まずは、図案の真ん中に小さな間隔で針を刺し小さくすくいます。2~3mm残して、はじめに針を入れた近くに針を入れます。

全体のサテン刺しをすると、はじめの糸が中に隠れるようになります。

どんな時に適しているか

サテンステッチのように、全体に面で隠れるところに始める刺し方です。

裏が見えない時や初心者や玉結びでもOK

刺繍した生地に裏地がつく、額縁に入れるなど裏が見えない刺繍は、玉結びをしても大丈夫です。しかし、玉結びの方が難しいという人もいます。

自分でやりやすい刺し方で始めましょう。

刺繍糸の刺し終わり

刺繍糸の刺し終わりも、玉止めを作らないことで、きれいに仕上げることができます。

裏側の縫い目に糸を絡める

刺し終わりは、線の時と面の時では、少しだけ違います。

やり方

ランニングステッチのような線の刺し終わりは、残しておいた糸を裏に出して、針にとおしてから、裏の糸にくぐらせて始末します。くぐらせるときは、2~3回絡めるようにします。最後は抜けないことを確認して糸を切ります。

刺し子の時も、この方法で糸始末をします。

サテンステッチのような面の時は、裏地側に返し、針をとおしたらサテンステッチの裏面の中に通し、真ん中で一度針を抜き、さらに小さく通し抜きます。引きすぎないように数回通したら、糸を切ります。

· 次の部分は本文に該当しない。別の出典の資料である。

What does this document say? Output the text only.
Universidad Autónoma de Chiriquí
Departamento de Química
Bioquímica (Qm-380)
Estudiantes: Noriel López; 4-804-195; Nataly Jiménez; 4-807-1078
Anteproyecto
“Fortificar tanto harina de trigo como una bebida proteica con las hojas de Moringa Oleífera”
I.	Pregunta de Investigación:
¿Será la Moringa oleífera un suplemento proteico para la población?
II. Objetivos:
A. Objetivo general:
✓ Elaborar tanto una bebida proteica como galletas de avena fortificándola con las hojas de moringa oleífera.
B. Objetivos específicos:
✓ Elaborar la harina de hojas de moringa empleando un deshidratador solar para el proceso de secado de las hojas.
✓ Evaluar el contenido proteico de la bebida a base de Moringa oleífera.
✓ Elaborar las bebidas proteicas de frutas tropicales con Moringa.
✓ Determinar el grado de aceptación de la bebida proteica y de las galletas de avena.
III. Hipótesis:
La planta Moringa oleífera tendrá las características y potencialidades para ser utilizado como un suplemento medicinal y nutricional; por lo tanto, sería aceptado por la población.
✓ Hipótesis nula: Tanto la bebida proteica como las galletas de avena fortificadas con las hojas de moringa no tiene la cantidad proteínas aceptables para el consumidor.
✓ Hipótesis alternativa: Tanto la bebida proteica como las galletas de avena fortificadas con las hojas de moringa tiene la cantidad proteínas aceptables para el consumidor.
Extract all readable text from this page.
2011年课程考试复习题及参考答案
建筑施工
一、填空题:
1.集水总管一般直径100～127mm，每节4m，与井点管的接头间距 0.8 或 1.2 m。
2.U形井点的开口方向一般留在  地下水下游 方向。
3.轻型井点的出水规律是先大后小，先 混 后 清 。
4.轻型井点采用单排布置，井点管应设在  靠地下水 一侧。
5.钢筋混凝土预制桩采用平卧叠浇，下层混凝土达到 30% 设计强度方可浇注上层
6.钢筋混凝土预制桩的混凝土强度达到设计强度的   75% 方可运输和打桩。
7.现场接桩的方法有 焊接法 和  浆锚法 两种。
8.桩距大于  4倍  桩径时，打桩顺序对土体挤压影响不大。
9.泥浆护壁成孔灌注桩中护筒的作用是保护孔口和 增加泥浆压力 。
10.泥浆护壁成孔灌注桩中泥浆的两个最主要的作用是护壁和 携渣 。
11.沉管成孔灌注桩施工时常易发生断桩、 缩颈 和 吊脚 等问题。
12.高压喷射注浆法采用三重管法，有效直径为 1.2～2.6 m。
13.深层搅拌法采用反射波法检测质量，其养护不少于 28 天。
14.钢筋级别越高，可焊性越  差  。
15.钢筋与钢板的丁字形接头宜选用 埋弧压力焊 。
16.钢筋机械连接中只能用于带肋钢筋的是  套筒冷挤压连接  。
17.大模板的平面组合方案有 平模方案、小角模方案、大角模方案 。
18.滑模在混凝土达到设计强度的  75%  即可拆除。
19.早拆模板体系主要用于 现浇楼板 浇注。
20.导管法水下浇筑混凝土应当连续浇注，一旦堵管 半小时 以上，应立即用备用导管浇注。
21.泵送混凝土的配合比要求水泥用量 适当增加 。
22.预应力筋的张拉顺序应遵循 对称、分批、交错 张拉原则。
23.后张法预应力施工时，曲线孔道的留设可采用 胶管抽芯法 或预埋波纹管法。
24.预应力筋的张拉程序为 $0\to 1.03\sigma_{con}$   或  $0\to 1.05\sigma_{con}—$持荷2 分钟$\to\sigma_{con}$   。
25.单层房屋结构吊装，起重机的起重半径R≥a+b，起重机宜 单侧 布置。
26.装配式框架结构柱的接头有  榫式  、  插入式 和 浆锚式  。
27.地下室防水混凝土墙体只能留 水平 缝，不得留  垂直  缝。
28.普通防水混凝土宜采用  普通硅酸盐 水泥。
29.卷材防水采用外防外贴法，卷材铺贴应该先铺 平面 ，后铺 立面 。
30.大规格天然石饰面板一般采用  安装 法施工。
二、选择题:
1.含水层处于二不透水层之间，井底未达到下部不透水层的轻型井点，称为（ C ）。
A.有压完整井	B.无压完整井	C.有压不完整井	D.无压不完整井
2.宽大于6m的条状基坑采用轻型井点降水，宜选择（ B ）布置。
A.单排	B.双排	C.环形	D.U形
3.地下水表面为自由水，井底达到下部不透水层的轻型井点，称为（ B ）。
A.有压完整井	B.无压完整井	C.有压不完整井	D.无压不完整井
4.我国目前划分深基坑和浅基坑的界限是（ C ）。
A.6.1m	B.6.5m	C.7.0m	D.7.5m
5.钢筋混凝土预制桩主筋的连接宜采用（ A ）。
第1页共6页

刺し始めの時、捨て糸をした場合は、捨て糸も裏に通し同様に処理する

刺し始めで捨て糸をしたとき、捨て糸も裏に通して同じ様に処理をします。ランニングステッチと同じように、残した糸を裏に通し、裏の糸にくぐらせて2~3回絡めて、糸を切ります。

裏が見えない時や初心者や玉結びでもOK

刺し始めと同じように、裏が見えない時は玉止めによる始末の仕方でも大丈夫です。玉止めや玉結びの方が、難しいという人も多くいます。刺繍はきれいに仕上がることが一番です。しかし、しっかりと留めるために引きすぎて糸がつってしまう、ということもあります。

そこで、慣れない時は玉結びや玉止めで留めても大丈夫です。

刺繍糸を針に通すコツと、刺繍の刺し始め・刺し終わりの方法についてのまとめ

刺繍糸を針に通すコツと、刺繍の刺し始め・刺し終わりの方法でした。刺繍をきれいに刺すためには、刺繍糸をきれいに針に通すことから始まります。

そして、刺し始めと刺し終わりの方法も正しく刺すことで、最後まできれいな作品になります。

正しく刺すことで、きれいな作品に仕上げましょう。